Things only get worse from there.
“If there’s one thing to take away from our study, it’s that every increase in temperature matters,” David Rounce, an assistant professor at Carnegie Mellon University and a lead author of the report, wrote. “We, as a society, have the ability to make a difference to save a considerable amount of glaciers and lower the impacts associated with glacier loss.”
The study used new techniques to study satellite data that helped researchers project how every glacier on the planet will respond to warming scenarios. Those at lower latitudes will be more susceptible to warming, and some areas, including Western Canada, the US and New Zealand could lose 60% to 100% of their glacial mass under higher warming scenarios.
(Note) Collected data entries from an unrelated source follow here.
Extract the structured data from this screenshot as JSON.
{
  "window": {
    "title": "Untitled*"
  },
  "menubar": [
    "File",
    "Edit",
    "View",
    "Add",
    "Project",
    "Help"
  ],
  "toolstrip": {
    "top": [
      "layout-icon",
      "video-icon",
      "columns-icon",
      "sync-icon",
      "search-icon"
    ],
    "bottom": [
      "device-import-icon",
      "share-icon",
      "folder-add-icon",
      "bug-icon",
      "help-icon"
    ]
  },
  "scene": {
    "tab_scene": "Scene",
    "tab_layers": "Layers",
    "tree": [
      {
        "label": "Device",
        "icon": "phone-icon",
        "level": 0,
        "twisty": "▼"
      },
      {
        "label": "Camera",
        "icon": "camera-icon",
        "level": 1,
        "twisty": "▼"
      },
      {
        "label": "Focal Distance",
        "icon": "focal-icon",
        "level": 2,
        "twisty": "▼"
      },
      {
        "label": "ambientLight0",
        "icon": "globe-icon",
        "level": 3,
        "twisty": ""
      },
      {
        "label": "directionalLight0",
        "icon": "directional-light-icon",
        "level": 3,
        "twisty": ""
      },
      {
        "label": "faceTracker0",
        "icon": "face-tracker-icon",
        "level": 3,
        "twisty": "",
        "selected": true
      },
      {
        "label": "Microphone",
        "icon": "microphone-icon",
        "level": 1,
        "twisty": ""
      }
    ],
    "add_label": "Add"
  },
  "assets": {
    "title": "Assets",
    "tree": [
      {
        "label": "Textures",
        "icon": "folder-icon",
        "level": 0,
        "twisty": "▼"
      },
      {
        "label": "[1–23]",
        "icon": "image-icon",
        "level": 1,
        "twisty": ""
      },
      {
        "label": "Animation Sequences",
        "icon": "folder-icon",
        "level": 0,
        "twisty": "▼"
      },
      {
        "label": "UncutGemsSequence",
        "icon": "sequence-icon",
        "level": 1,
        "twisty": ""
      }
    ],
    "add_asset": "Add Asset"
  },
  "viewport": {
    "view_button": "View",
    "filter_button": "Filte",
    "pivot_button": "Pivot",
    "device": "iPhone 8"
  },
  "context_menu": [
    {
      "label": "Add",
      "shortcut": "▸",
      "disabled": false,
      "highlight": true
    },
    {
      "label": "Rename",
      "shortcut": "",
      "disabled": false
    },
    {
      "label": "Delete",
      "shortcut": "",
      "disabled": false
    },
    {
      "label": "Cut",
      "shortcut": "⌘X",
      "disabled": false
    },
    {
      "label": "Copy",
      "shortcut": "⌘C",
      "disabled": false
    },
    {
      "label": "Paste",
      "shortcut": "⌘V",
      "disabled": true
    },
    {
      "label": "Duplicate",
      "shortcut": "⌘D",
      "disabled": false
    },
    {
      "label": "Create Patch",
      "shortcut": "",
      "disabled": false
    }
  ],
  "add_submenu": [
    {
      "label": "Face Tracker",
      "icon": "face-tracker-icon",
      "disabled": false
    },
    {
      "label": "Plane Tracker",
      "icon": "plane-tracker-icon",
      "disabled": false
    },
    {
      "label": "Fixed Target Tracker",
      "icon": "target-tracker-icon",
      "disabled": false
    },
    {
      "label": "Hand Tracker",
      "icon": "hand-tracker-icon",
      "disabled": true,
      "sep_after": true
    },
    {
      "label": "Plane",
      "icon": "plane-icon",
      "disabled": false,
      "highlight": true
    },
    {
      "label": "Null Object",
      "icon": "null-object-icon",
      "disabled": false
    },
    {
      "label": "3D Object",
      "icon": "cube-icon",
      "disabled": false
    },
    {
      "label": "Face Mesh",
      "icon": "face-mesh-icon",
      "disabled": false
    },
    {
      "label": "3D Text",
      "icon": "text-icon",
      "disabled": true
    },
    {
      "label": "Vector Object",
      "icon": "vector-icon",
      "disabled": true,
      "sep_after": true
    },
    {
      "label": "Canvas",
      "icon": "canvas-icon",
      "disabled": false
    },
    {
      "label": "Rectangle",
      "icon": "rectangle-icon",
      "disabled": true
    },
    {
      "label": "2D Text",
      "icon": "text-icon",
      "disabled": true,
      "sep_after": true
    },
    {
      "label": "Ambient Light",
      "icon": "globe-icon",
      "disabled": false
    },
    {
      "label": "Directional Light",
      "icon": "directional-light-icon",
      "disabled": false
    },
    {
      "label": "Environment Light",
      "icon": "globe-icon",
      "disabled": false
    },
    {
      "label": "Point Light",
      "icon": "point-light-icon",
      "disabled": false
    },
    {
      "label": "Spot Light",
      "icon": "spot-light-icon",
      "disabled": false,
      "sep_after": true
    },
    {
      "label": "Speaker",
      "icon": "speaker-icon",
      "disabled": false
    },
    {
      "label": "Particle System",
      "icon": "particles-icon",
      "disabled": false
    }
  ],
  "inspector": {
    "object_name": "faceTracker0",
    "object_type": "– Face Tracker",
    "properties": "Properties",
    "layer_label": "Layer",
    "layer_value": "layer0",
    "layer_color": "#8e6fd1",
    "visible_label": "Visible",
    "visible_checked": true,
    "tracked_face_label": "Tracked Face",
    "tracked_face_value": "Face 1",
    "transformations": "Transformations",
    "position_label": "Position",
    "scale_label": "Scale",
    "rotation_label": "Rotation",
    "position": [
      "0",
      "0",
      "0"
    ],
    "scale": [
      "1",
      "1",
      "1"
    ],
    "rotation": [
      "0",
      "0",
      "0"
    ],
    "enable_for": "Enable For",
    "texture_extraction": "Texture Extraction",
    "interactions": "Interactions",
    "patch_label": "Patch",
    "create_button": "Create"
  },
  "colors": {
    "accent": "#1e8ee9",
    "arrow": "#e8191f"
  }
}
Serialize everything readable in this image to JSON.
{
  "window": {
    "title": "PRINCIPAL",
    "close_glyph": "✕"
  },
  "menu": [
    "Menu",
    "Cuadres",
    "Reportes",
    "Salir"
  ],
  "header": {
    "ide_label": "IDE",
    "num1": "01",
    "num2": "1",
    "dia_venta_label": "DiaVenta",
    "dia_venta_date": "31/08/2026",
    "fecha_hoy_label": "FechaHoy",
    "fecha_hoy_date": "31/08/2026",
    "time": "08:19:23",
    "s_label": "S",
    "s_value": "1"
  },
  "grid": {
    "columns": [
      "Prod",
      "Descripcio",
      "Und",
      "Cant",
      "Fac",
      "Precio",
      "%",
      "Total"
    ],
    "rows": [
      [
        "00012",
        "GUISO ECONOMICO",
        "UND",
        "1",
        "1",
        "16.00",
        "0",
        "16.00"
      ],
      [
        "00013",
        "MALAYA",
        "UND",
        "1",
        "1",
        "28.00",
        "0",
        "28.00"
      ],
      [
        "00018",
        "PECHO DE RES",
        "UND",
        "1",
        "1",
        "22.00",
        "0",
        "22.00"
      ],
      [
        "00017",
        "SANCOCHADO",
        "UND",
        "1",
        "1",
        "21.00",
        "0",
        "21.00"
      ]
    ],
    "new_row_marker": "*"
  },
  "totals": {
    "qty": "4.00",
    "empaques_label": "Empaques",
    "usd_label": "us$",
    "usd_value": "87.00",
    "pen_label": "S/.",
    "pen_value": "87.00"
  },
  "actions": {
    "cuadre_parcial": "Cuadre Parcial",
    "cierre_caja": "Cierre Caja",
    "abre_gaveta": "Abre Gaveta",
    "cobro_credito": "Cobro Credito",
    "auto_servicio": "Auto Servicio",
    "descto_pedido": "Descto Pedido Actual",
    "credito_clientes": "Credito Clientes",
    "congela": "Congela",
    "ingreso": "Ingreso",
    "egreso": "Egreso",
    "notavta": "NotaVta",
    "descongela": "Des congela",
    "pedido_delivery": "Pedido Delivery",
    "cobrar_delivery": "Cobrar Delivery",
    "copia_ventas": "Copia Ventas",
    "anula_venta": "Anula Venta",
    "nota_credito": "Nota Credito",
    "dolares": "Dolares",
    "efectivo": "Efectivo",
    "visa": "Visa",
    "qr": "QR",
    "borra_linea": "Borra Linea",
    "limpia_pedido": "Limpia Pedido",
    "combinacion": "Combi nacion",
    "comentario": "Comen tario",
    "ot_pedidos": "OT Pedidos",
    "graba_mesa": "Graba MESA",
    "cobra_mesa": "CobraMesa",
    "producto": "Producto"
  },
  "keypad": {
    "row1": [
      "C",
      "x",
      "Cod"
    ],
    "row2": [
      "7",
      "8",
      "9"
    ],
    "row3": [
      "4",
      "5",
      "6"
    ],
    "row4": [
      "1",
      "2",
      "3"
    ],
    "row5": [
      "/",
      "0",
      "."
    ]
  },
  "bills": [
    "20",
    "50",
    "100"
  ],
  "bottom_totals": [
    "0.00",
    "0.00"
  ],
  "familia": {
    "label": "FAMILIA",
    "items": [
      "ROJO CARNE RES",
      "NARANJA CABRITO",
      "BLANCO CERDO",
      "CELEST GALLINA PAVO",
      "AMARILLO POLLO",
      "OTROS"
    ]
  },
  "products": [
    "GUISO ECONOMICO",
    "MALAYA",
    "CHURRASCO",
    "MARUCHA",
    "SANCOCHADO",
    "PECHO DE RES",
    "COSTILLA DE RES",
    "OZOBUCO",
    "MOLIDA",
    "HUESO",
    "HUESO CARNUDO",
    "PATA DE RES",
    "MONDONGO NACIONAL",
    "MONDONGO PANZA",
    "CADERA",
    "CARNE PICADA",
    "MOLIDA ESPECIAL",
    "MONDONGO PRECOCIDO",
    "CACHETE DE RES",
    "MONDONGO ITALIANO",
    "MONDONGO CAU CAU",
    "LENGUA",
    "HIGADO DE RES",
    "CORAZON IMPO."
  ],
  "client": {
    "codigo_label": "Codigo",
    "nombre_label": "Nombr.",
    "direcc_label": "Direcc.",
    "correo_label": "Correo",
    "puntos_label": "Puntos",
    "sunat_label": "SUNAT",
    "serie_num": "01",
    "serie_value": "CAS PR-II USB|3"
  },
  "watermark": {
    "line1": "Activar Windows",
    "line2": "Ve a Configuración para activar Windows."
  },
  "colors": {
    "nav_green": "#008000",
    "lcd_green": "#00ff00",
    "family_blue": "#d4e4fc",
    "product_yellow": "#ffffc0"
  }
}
The loss of glaciers, which can stretch for miles like frozen rivers, will directly contribute to sea level rise. The report estimates about 3.5 inches of sea level increase if warming is limited to 1.5 degrees Celsius, 4.5 inches at 2.7 degrees of warming and 5 inches under a dire 3 degrees over pre-industrial levels.
The study includes about 215,000 glaciers, but excludes the massive Greenland and Antarctic ice sheets. Scientists have long said climate change would cause mass losses in ice levels in those regions, too, leading to environmental disruption and far more sea level rise.
The planet’s glaciers have been shrinking for decades, threatening iconic tourist and cultural sites including Glacier National Park in the United States and the last remaining glaciers in Africa. But warming temperatures will directly impact hundreds of millions of people that rely on annual seasons of freeze and glacial melt for their fresh water, like those in the Hindu Kush-Himalayan region and parts of Europe.
The authors warned Thursday that the planet is not on track to keep global warming over pre-industrial levels to 1.5 degrees Celsius, stressing the findings should prompt countries to adopt far more ambitious climate goals to help preserve glacial ice.
“The rapidly increasing glacier mass losses as global temperature increases beyond 1.5C stresses the urgency of establishing more ambitious climate pledges to preserve the glaciers in these mountainous regions,” the paper reads.